We are sorry for the inconvenience.

Able to read table not able to read data from each cell of table. it always shows “Enumeration yielded no results”

@Amol_Hekade

Could you please share your sample PDF document. We will test the case in our environment and address it accordingly.

AccumTermsheet_LGT(UBS).pdf (193.5 KB)
food.pdf (151.1 KB)

Please find attached pdfs, help on solution.Error.png (112.1 KB)

Is it possible to have a call for discussion in detail. It will solve my problem on a priority basis and it will also fix the problem if it is present in the library.

Able to read table not able to read data from each cell of table. it always shows “Enumeration yielded no results” while reading data from cell. And this recognize part of datable not full table which is spitted across two pages.

If possible to have call then please tell me, What time we can have a call.

@Amol_Hekade

I’m sorry, we do not provide phone support under free support. The phone support is only provided under paid Enterpise Support or Business Support.

However, we’re going to investigate the issue you shared in detail and will update you soon. Please note that under free support the issues are handled on first come first serve basis, but we’ll try to prioritize the investigation on this one.
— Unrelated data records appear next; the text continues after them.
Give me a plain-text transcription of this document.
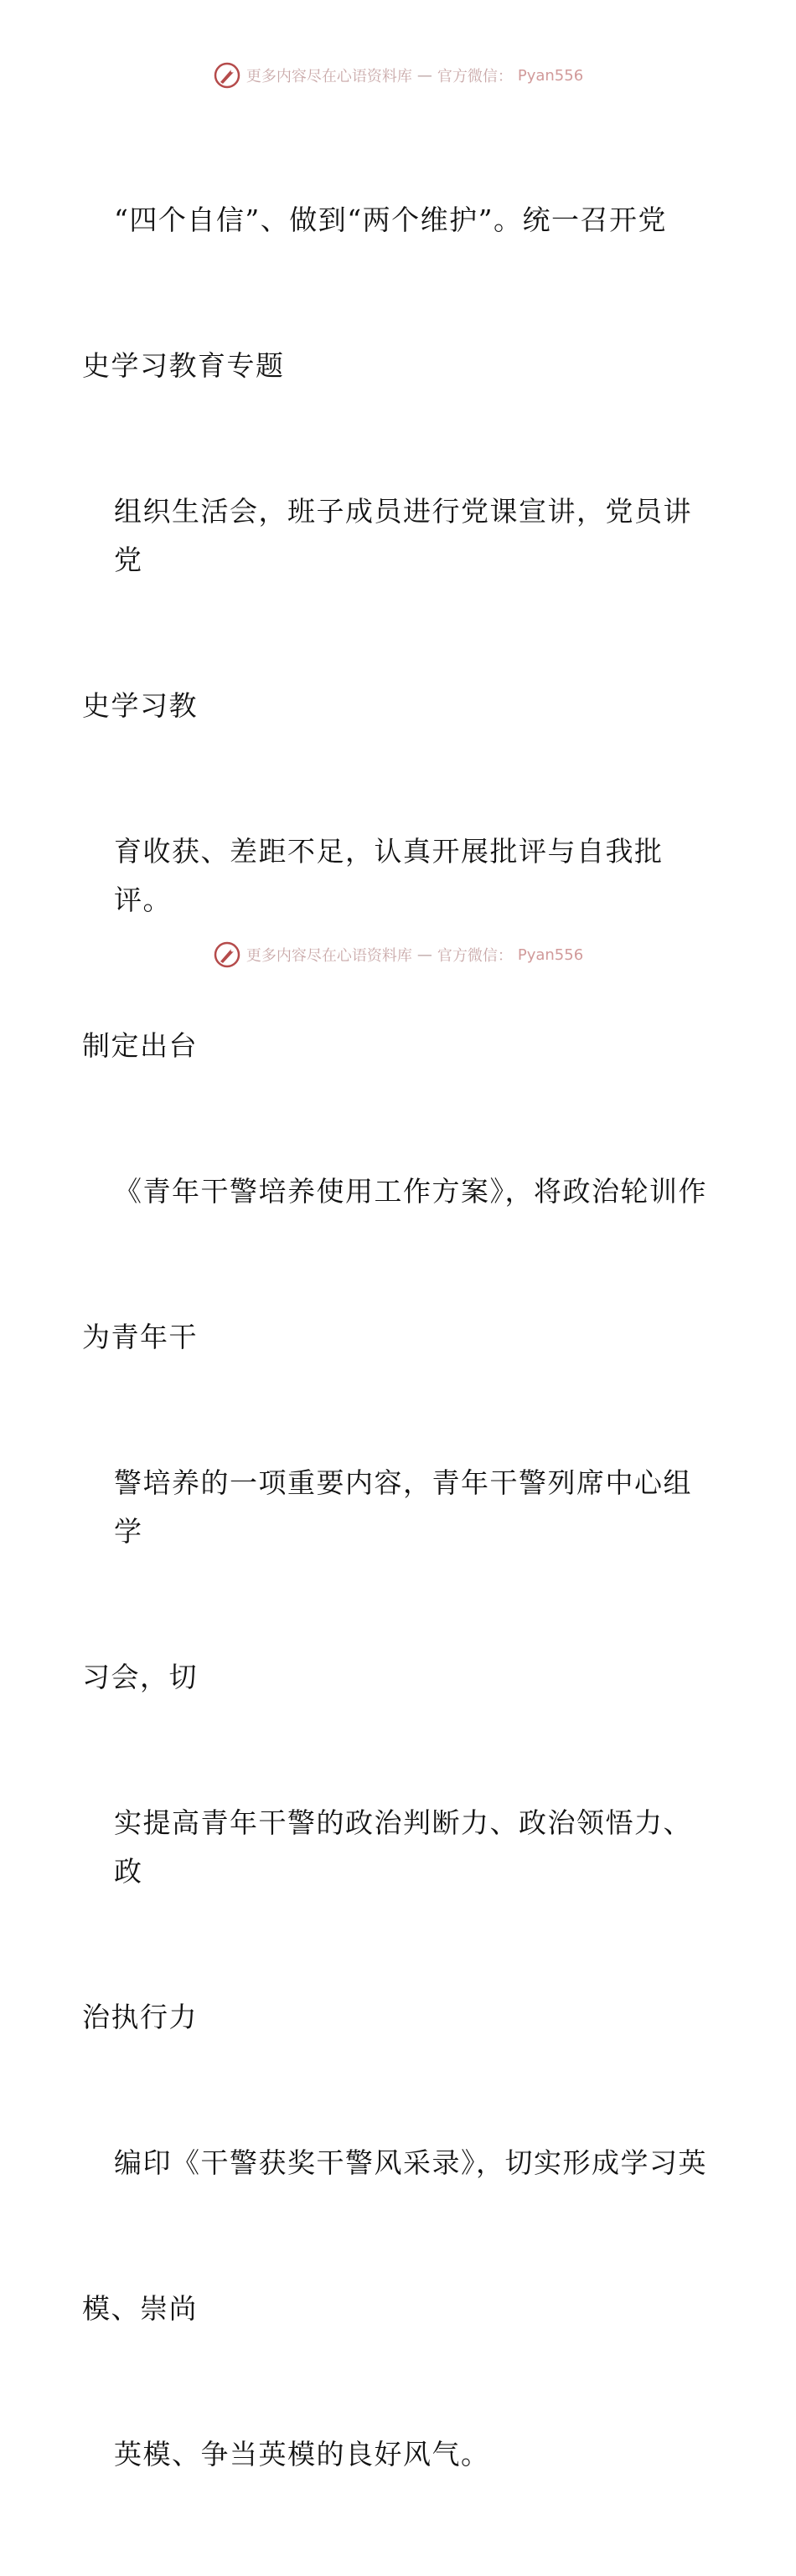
更多内容尽在心语资料库 — 官方微信： Pyan556

“四个自信”、做到“两个维护”。统一召开党

史学习教育专题

组织生活会，班子成员进行党课宣讲，党员讲党

史学习教

育收获、差距不足，认真开展批评与自我批评。

制定出台

《青年干警培养使用工作方案》，将政治轮训作

为青年干

警培养的一项重要内容，青年干警列席中心组学

习会，切

实提高青年干警的政治判断力、政治领悟力、政

治执行力

编印《干警获奖干警风采录》，切实形成学习英

模、崇尚

英模、争当英模的良好风气。

更多内容尽在心语资料库 — 官方微信： Pyan556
Thanks for your reply. Please try to investigate as early as possible.

@Amol_Hekade

We have tested the scenario in our environment while using Aspose.PDF for .NET 20.10 and following code snippet:

Document pdfDocument = new Document(dataDir + "food.pdf");
foreach (var page in pdfDocument.Pages)
{
 Aspose.Pdf.Text.TableAbsorber absorber = new Aspose.Pdf.Text.TableAbsorber();
 absorber.Visit(page);
 foreach (AbsorbedTable table in absorber.TableList)
 {
  foreach (AbsorbedRow row in table.RowList)
  {
   foreach (AbsorbedCell cell in row.CellList)
   {
    TextFragment textfragment = new TextFragment();
    TextFragmentCollection textFragmentCollection = cell.TextFragments;
    foreach (TextFragment fragment in textFragmentCollection)
    {
     string txt = "";
     foreach (TextSegment seg in fragment.Segments)
     {
      txt += seg.Text;
     }
     Console.WriteLine(txt);
    }
   }
  }
 } 
}

The API was able to extract table data from one of the PDFs i.e. AccumTermsheet_LGT(UBS).pdf. Furthermore, it detected a table occurrence inside food.pdf but was unable to extract any text. Hence, an issue has been logged in our issue tracking system for this particular file as PDFNET-48939. We will further look into its details and keep you informed about its rectification status. Please give us some time.

We apologize for the inconvenience.

PS: We tested the scenario by applying a valid license as well. Please make sure that you are using the API with a license. In case you do not have one, please try applying for 30-days free temporary license to evaluate the API without any limitation.

Thanks for your prompt reply, Waiting for PDFNET-48939 fixes.

Also need to do one more thing i.e. if table is divided into 2 pages must be read as single table not two different tables. It causes problems while parsing the pdf. It works in word parsing but not in pdf. Also look into this on priority,

Please try to setup call need to discuss more scenario like this.